On March 2, 2021, Virginia became the second state in the nation to enact a privacy protection law. The new law is called the Virginia Consumer Data Protection Act (VCDPA), and it goes into effect on January 1, 2023. Given the almost two-year lag between the enactment and effective dates, covered businesses will have sufficient time to plan ahead and take steps to comply with the law.
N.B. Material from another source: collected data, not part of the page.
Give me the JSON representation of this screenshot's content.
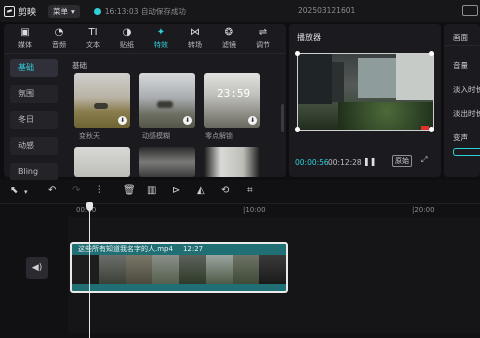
{
  "app": {
    "name": "剪映",
    "menu_label": "菜单",
    "save_status": "16:13:03 自动保存成功",
    "project_name": "202503121601"
  },
  "toolbar": {
    "tools": [
      {
        "label": "媒体",
        "icon": "media-icon",
        "glyph": "▣"
      },
      {
        "label": "音频",
        "icon": "audio-icon",
        "glyph": "◔"
      },
      {
        "label": "文本",
        "icon": "text-icon",
        "glyph": "TI"
      },
      {
        "label": "贴纸",
        "icon": "sticker-icon",
        "glyph": "◑"
      },
      {
        "label": "特效",
        "icon": "effects-icon",
        "glyph": "✦"
      },
      {
        "label": "转场",
        "icon": "transition-icon",
        "glyph": "⋈"
      },
      {
        "label": "滤镜",
        "icon": "filter-icon",
        "glyph": "❂"
      },
      {
        "label": "调节",
        "icon": "adjust-icon",
        "glyph": "⇌"
      }
    ],
    "active_index": 4
  },
  "effects": {
    "categories": [
      "基础",
      "氛围",
      "冬日",
      "动感",
      "Bling"
    ],
    "active_category": 0,
    "section_title": "基础",
    "items": [
      {
        "label": "变秋天"
      },
      {
        "label": "动感模糊"
      },
      {
        "label": "零点解锁",
        "overlay_text": "23:59"
      },
      {
        "label": ""
      },
      {
        "label": ""
      },
      {
        "label": ""
      }
    ]
  },
  "player": {
    "title": "播放器",
    "current_time": "00:00:56",
    "total_time": "00:12:28",
    "original_label": "原始"
  },
  "properties": {
    "tab": "画面",
    "labels": [
      "音量",
      "淡入时长",
      "淡出时长",
      "变声"
    ]
  },
  "timeline": {
    "ruler_labels": [
      "00:00",
      "|10:00",
      "|20:00"
    ],
    "clip": {
      "name": "这些所有知道我名字的人.mp4",
      "duration": "12:27"
    }
  },
  "colors": {
    "accent": "#2fd0d8",
    "clip_bg": "#1f6f75",
    "panel": "#1b1b1f"
  }
}
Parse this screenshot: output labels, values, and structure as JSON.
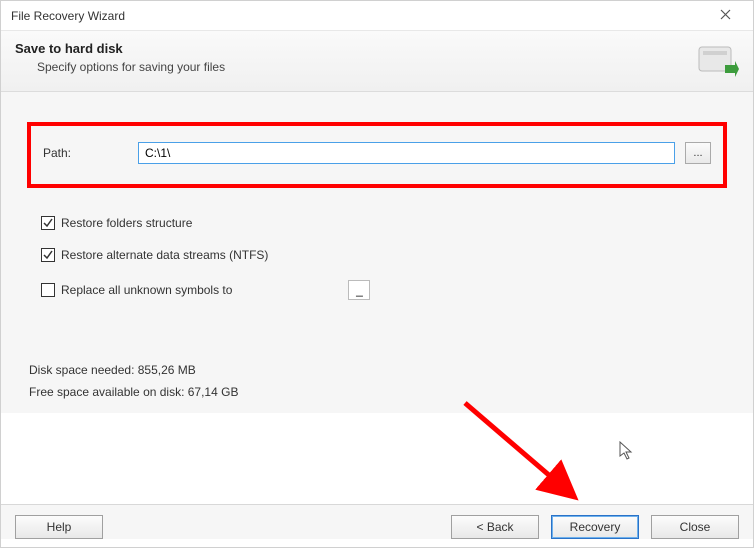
{
  "window": {
    "title": "File Recovery Wizard"
  },
  "header": {
    "title": "Save to hard disk",
    "subtitle": "Specify options for saving your files"
  },
  "path": {
    "label": "Path:",
    "value": "C:\\1\\",
    "browse": "..."
  },
  "options": {
    "restore_folders": {
      "label": "Restore folders structure",
      "checked": true
    },
    "restore_ads": {
      "label": "Restore alternate data streams (NTFS)",
      "checked": true
    },
    "replace_symbols": {
      "label": "Replace all unknown symbols to",
      "checked": false,
      "value": "_"
    }
  },
  "disk": {
    "needed": "Disk space needed: 855,26 MB",
    "free": "Free space available on disk: 67,14 GB"
  },
  "buttons": {
    "help": "Help",
    "back": "< Back",
    "recovery": "Recovery",
    "close": "Close"
  }
}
The VCDPA applies to organizations conducting business in Virginia, or that produce products or services that target Virginia residents. In addition, to be covered, an organization must also control or process personal data of at least 100,000 consumers in a calendar year, or control and process personal data of at least 25,000 consumers and derive over 50% of gross revenue from the sale of personal data. Some entities are not covered by the new law, including governmental entities, higher education institutions, and nonprofits. Certain types of data are excluded from coverage under the VCDPA including employee data, information governed by federal regulations such as Fair Credit Reporting Act and the Children’s Online Privacy Protection Act. Financial institutions and data subject to the Gramm-Leach-Bliley Act are also excluded from the requirements of the VCDPA. And, entities and data governed by the Health Insurance Portability and Accountability Act are not covered.
The Act gives consumers the right to, among other things, opt out of the processing of personal data for the purpose of targeted advertising, the sale of their personal data, and profiling. However, the VCDPA does not give individuals the right to enforce the statute—in other words, there is no private right of action, and only the state attorney general has enforcement authority.
In light of the passage of the new Virginia law, entities covered under it will not only have to grapple with updating policies and procedures to meet their obligations under the VCDPA, but they must also pay attention to other privacy laws that govern them now or that may govern them in the future to assure that those policies and procedures address any areas where the patchwork of privacy protection laws may diverge.